Dengan mudah orang berkesah tentang menipisnya sumber-sumber daya. Terlalu mudah pula menggugat makin lunturnya rasa setia kawan. Menjalar dan melebar pula menjadi kegaduhan tentang masalah nasional yang konon multidimensi. Carut-marut yang tak berujung-pangkal. Menebar sikap apatis dan rasa frustrasi.
Lalu apa yang bisa dimaknai dari sepotong dongeng sebuah halte?
Di mana ada pergerakan, di situ ada energi. Ketika orang saling bicara, di situ akan ada sinergi. Halte ABC adalah cerita sebuah optimisme. Kalau itu tak cukup jadi wujud keteguhan suatu bangsa, maka biar lah jadi lambang kegagahan & kasih masing-masing pribadi saja.
Melalui website ini, kami ingin menjamu orang-orang yang berani bergerak dan mau bicara. Untuk mereka yang berani pergi dari Salatiga. Bagi orang-orang yang bernyali datang ke Salatiga.

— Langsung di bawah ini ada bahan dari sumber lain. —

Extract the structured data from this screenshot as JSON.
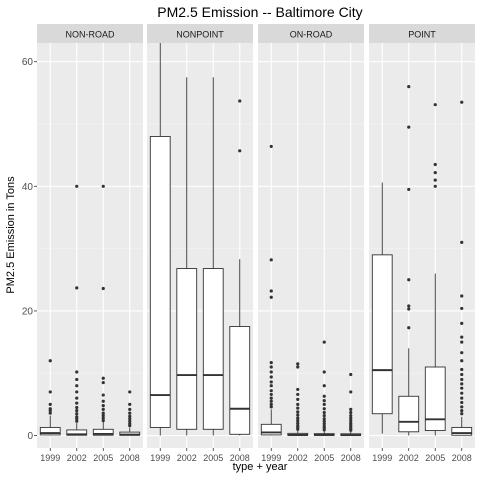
{
  "chart_data": {
    "type": "boxplot",
    "title": "PM2.5 Emission -- Baltimore City",
    "xlabel": "type + year",
    "ylabel": "PM2.5 Emission in Tons",
    "ylim": [
      -2,
      63
    ],
    "y_ticks": [
      0,
      20,
      40,
      60
    ],
    "grid": true,
    "categories": [
      "1999",
      "2002",
      "2005",
      "2008"
    ],
    "facets": [
      {
        "name": "NON-ROAD",
        "boxes": [
          {
            "year": "1999",
            "q1": 0.1,
            "median": 0.4,
            "q3": 1.3,
            "whisker_low": 0.0,
            "whisker_high": 3.2,
            "outliers": [
              3.6,
              4.0,
              4.3,
              5.0,
              7.0,
              12.0
            ]
          },
          {
            "year": "2002",
            "q1": 0.05,
            "median": 0.2,
            "q3": 0.9,
            "whisker_low": 0.0,
            "whisker_high": 2.0,
            "outliers": [
              2.3,
              2.7,
              3.0,
              3.5,
              4.0,
              4.5,
              5.2,
              6.0,
              7.0,
              8.0,
              9.0,
              10.2,
              23.7,
              40.0
            ]
          },
          {
            "year": "2005",
            "q1": 0.05,
            "median": 0.25,
            "q3": 1.0,
            "whisker_low": 0.0,
            "whisker_high": 2.2,
            "outliers": [
              2.4,
              2.8,
              3.2,
              3.6,
              4.2,
              4.8,
              5.5,
              6.5,
              8.5,
              9.2,
              23.6,
              40.0
            ]
          },
          {
            "year": "2008",
            "q1": 0.03,
            "median": 0.15,
            "q3": 0.55,
            "whisker_low": 0.0,
            "whisker_high": 1.3,
            "outliers": [
              1.6,
              1.9,
              2.3,
              2.7,
              3.1,
              3.6,
              4.2,
              5.0,
              7.0
            ]
          }
        ]
      },
      {
        "name": "NONPOINT",
        "boxes": [
          {
            "year": "1999",
            "q1": 1.3,
            "median": 6.5,
            "q3": 48.0,
            "whisker_low": 0.0,
            "whisker_high": 63.0,
            "outliers": []
          },
          {
            "year": "2002",
            "q1": 1.0,
            "median": 9.7,
            "q3": 26.8,
            "whisker_low": 0.0,
            "whisker_high": 57.5,
            "outliers": []
          },
          {
            "year": "2005",
            "q1": 1.0,
            "median": 9.7,
            "q3": 26.8,
            "whisker_low": 0.0,
            "whisker_high": 57.5,
            "outliers": []
          },
          {
            "year": "2008",
            "q1": 0.2,
            "median": 4.3,
            "q3": 17.5,
            "whisker_low": 0.0,
            "whisker_high": 28.3,
            "outliers": [
              45.7,
              53.7
            ]
          }
        ]
      },
      {
        "name": "ON-ROAD",
        "boxes": [
          {
            "year": "1999",
            "q1": 0.1,
            "median": 0.5,
            "q3": 1.8,
            "whisker_low": 0.0,
            "whisker_high": 4.2,
            "outliers": [
              4.6,
              5.0,
              5.5,
              6.0,
              6.6,
              7.2,
              8.0,
              8.6,
              9.4,
              10.2,
              11.0,
              11.7,
              22.2,
              23.2,
              28.2,
              46.4
            ]
          },
          {
            "year": "2002",
            "q1": 0.02,
            "median": 0.1,
            "q3": 0.35,
            "whisker_low": 0.0,
            "whisker_high": 0.8,
            "outliers": [
              1.0,
              1.3,
              1.6,
              2.0,
              2.4,
              2.8,
              3.3,
              3.8,
              4.4,
              5.0,
              5.8,
              6.6,
              7.4,
              11.0,
              11.5
            ]
          },
          {
            "year": "2005",
            "q1": 0.02,
            "median": 0.1,
            "q3": 0.3,
            "whisker_low": 0.0,
            "whisker_high": 0.7,
            "outliers": [
              0.9,
              1.2,
              1.5,
              1.9,
              2.3,
              2.7,
              3.2,
              3.7,
              4.3,
              5.0,
              5.6,
              6.3,
              8.0,
              10.2,
              15.0
            ]
          },
          {
            "year": "2008",
            "q1": 0.02,
            "median": 0.08,
            "q3": 0.28,
            "whisker_low": 0.0,
            "whisker_high": 0.65,
            "outliers": [
              0.85,
              1.1,
              1.4,
              1.7,
              2.0,
              2.4,
              2.8,
              3.2,
              3.7,
              4.2,
              7.0,
              9.8
            ]
          }
        ]
      },
      {
        "name": "POINT",
        "boxes": [
          {
            "year": "1999",
            "q1": 3.5,
            "median": 10.5,
            "q3": 29.0,
            "whisker_low": 0.3,
            "whisker_high": 40.6,
            "outliers": []
          },
          {
            "year": "2002",
            "q1": 0.6,
            "median": 2.2,
            "q3": 6.3,
            "whisker_low": 0.0,
            "whisker_high": 14.0,
            "outliers": [
              17.3,
              20.3,
              20.8,
              25.0,
              39.5,
              49.5,
              56.0
            ]
          },
          {
            "year": "2005",
            "q1": 0.8,
            "median": 2.6,
            "q3": 11.0,
            "whisker_low": 0.0,
            "whisker_high": 26.0,
            "outliers": [
              40.0,
              41.0,
              42.2,
              43.5,
              53.1
            ]
          },
          {
            "year": "2008",
            "q1": 0.05,
            "median": 0.4,
            "q3": 1.3,
            "whisker_low": 0.0,
            "whisker_high": 3.0,
            "outliers": [
              3.5,
              4.0,
              4.6,
              5.3,
              6.0,
              6.8,
              7.6,
              8.3,
              9.0,
              9.8,
              10.6,
              12.0,
              13.3,
              15.0,
              15.8,
              18.0,
              20.4,
              22.4,
              31.0,
              53.5
            ]
          }
        ]
      }
    ]
  }
}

Mari kita buat bersama komunitas "orang bergerak" sebagai lambang sekaligus wujud perjuangan kehendak pribadi dan upaya menebar kasih sesama.
Syahdan, dunia ini bukan tempat yang nyaman bagi orang yang berkutat tak bergeming. Bukan pula untuk mereka yang diam tak bicara.